Photo by Gage Skidmore. 

The Ugly Face of American Fascism

by / Dec. 28, 2015 9am EST

For the past six months, the billionaire Republican candidate for President, Donald Trump, has issued one outrageous statement after another. Here is a partial list: He called the Mexican people, “criminals and rapists;” he used a phony “fact sheet” taken from a Nazi website to say that black-on-white crime is at epidemic proportions; he claimed that the American working class is “overpaid;” most recently, he called for the ban of any Muslim immigrants.

These statements are becoming increasingly more bellicose and violent in nature. His program for this country boils down to war-mongering, racism, and the most ugly anti-worker measures. His vehicle for this message is a presidential campaign. His goal is to build a fascist mass movement that would propel him to the presidency.

Unfortunately the history of the world has seen this act before. In Italy, a frustrated newspaperman and political operative, Benito Mussolini used demagogy and play-acting to become dictator of Italy. A public performer to his core, Mussolini repeated simple phrases over and over and promised to recreate the Roman Empire or to make Italy great again. Sound familiar? It should, because Trump’s speeches could be recreated in the Italian language, and the difference would be almost non-existent.

Trump also exhibits certain similarities to one of the other middle European dictators of the mid-20th century, Adolf Hitler. Hitler made his reputation by baiting Jews and other national minorities. Once in power, he began by passing laws outlawing the participation of the Jewish people in everyday life. This quickly moved to outlawing them from Germany itself. This was the road to genocide.

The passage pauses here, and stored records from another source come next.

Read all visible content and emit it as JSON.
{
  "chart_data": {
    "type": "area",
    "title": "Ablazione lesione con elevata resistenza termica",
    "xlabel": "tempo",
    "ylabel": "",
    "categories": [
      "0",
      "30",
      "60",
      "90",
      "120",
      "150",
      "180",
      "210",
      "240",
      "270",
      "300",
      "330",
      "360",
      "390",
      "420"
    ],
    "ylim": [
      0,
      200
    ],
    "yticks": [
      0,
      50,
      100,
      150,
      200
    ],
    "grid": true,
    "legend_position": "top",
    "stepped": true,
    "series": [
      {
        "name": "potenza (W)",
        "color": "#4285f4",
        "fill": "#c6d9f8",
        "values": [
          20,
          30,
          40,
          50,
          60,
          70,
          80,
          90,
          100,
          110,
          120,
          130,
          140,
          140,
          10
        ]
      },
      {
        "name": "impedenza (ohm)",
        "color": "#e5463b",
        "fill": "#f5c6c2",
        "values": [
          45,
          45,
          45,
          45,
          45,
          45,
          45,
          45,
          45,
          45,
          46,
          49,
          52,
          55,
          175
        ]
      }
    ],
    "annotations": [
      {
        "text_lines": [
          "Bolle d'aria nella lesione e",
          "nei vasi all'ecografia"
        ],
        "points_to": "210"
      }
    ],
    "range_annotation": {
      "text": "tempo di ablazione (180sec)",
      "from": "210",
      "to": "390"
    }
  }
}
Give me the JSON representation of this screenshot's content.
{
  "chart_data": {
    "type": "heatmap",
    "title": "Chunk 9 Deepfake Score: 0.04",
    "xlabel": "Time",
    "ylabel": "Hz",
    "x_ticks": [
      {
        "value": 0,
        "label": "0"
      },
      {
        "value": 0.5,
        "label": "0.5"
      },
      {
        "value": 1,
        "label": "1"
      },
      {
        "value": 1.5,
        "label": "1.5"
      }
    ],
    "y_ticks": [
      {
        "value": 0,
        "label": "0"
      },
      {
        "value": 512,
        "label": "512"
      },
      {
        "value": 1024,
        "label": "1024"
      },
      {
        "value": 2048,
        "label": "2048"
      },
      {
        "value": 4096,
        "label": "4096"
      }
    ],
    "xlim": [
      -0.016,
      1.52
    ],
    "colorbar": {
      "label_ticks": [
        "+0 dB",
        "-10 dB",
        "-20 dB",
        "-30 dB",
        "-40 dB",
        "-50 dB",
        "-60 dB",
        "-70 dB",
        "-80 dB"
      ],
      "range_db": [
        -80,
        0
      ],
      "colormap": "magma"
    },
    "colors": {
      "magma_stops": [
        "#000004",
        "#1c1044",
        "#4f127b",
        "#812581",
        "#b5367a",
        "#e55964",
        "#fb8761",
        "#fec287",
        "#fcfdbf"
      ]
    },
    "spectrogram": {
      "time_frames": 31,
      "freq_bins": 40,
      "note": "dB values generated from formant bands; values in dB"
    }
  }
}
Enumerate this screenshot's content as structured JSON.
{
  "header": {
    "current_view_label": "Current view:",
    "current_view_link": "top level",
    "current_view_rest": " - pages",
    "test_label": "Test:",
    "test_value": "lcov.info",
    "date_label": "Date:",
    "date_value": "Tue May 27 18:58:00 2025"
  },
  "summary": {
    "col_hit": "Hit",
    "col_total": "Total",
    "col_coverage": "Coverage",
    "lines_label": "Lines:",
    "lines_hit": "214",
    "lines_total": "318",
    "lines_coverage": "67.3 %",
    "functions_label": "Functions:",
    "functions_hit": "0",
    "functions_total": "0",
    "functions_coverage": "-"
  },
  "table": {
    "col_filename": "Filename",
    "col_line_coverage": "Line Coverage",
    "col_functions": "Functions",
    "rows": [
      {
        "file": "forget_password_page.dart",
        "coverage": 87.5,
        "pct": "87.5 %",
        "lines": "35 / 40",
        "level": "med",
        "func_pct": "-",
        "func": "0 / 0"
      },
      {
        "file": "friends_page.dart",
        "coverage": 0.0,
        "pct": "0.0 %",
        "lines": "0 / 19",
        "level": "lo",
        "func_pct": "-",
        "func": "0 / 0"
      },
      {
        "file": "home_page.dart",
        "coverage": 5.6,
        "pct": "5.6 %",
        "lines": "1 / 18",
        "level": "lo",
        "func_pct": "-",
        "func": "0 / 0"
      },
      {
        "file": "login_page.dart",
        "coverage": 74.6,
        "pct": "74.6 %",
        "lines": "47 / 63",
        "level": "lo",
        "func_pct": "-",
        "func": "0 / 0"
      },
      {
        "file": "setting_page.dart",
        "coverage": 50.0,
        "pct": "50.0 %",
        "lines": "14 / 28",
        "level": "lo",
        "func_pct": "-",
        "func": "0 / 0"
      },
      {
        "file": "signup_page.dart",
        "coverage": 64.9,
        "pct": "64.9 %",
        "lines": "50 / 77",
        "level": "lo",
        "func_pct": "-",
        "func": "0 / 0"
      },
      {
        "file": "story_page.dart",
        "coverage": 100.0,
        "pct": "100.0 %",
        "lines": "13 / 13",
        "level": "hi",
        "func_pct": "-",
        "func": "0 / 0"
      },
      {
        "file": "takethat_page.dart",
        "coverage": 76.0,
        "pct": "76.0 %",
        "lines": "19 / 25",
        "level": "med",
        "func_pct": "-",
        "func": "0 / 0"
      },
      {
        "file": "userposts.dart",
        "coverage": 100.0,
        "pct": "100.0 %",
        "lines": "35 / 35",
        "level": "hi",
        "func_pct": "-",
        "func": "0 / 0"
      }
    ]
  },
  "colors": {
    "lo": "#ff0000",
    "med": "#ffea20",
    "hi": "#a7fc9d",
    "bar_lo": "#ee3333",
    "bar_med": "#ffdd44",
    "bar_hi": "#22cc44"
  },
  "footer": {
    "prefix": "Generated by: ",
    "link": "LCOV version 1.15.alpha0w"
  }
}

Hitler achieved these objectives by harkening back to the “greater glory of the German Reich,” consisting of a pure “Aryan race.” We cannot let Trump take our country down a similar path. This is the path of ethnic cleansing, fascism, and war.

Fascism as an American phenomenon has always been closely associated with ultra-nationalist and nativist tendencies. Indeed, the writer Sinclair Lewis stated in the 1930s that fascism will come to America, “draped in the American flag.” Donald Trump is fulfilling this prediction, and in doing so, he is taking our society down a dark and dangerous path.

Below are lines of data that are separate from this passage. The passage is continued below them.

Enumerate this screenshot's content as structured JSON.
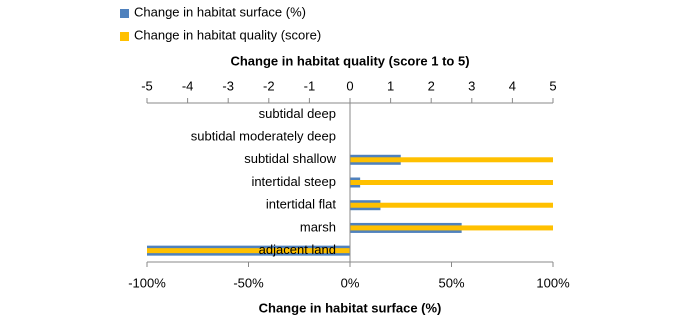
{
  "chart_data": {
    "type": "hbar",
    "x_label": "Change in habitat surface (%)",
    "x2_label": "Change in habitat quality (score 1 to 5)",
    "categories": [
      "subtidal deep",
      "subtidal moderately deep",
      "subtidal shallow",
      "intertidal steep",
      "intertidal flat",
      "marsh",
      "adjacent land"
    ],
    "series": [
      {
        "name": "Change in habitat surface (%)",
        "color": "#4f81bd",
        "values": [
          0,
          0,
          25,
          5,
          15,
          55,
          -100
        ]
      },
      {
        "name": "Change in habitat quality (score)",
        "color": "#ffc000",
        "axis": "x2",
        "values": [
          0,
          0,
          5,
          5,
          5,
          5,
          -5
        ]
      }
    ],
    "xlim": [
      -100,
      100
    ],
    "xticks": [
      {
        "value": -100,
        "label": "-100%"
      },
      {
        "value": -50,
        "label": "-50%"
      },
      {
        "value": 0,
        "label": "0%"
      },
      {
        "value": 50,
        "label": "50%"
      },
      {
        "value": 100,
        "label": "100%"
      }
    ],
    "x2lim": [
      -5,
      5
    ],
    "x2ticks": [
      -5,
      -4,
      -3,
      -2,
      -1,
      0,
      1,
      2,
      3,
      4,
      5
    ],
    "legend": "top-left"
  }
}
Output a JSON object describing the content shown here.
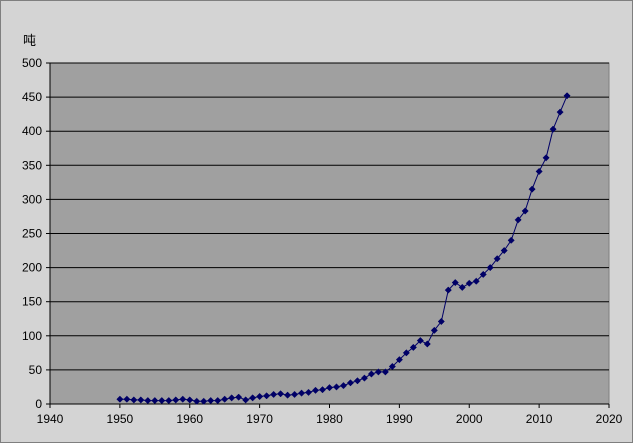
{
  "colors": {
    "frame_bg": "#d4d4d4",
    "plot_bg": "#a0a0a0",
    "gridline": "#000000",
    "series": "#000066"
  },
  "chart_data": {
    "type": "line",
    "ylabel": "吨",
    "xlim": [
      1940,
      2020
    ],
    "ylim": [
      0,
      500
    ],
    "x_ticks": [
      1940,
      1950,
      1960,
      1970,
      1980,
      1990,
      2000,
      2010,
      2020
    ],
    "y_ticks": [
      0,
      50,
      100,
      150,
      200,
      250,
      300,
      350,
      400,
      450,
      500
    ],
    "grid": true,
    "legend": "none",
    "series": [
      {
        "marker": "diamond",
        "x": [
          1950,
          1951,
          1952,
          1953,
          1954,
          1955,
          1956,
          1957,
          1958,
          1959,
          1960,
          1961,
          1962,
          1963,
          1964,
          1965,
          1966,
          1967,
          1968,
          1969,
          1970,
          1971,
          1972,
          1973,
          1974,
          1975,
          1976,
          1977,
          1978,
          1979,
          1980,
          1981,
          1982,
          1983,
          1984,
          1985,
          1986,
          1987,
          1988,
          1989,
          1990,
          1991,
          1992,
          1993,
          1994,
          1995,
          1996,
          1997,
          1998,
          1999,
          2000,
          2001,
          2002,
          2003,
          2004,
          2005,
          2006,
          2007,
          2008,
          2009,
          2010,
          2011,
          2012,
          2013,
          2014
        ],
        "y": [
          7,
          7,
          6,
          6,
          5,
          5,
          5,
          5,
          6,
          7,
          6,
          4,
          4,
          5,
          5,
          7,
          9,
          10,
          6,
          9,
          11,
          12,
          14,
          15,
          13,
          14,
          16,
          17,
          20,
          21,
          24,
          25,
          27,
          31,
          34,
          38,
          44,
          47,
          47,
          55,
          65,
          75,
          83,
          93,
          88,
          108,
          121,
          167,
          178,
          171,
          177,
          180,
          190,
          200,
          213,
          225,
          240,
          270,
          283,
          315,
          341,
          361,
          403,
          428,
          452
        ]
      }
    ]
  }
}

The real question is how far this will go, and what the response of the working people should be. Let’s be clear, the working class of this country is made up of people of all colors and national backgrounds. The idea that a multi-billionaire could represent the interests of the working people is as absurd as it is dangerous.

Trump is not only a man whose worldview is shaped by an excessive dose of bigotry; he is also a businessman who employs thousands of low-wage workers. He brags that he uses bankruptcy laws to enhance his profits and complains that the working people are “overpaid.” Once you strip away the show business veneer, nothing is left but an avaricious and greedy developer with a gigantic ego.

The working people must reject his program and unite as one to build a society free of the dark and reactionary politics of people like Donald Trump.


Richard Lipsitz is president of Western New York Area Labor Federation-CIO.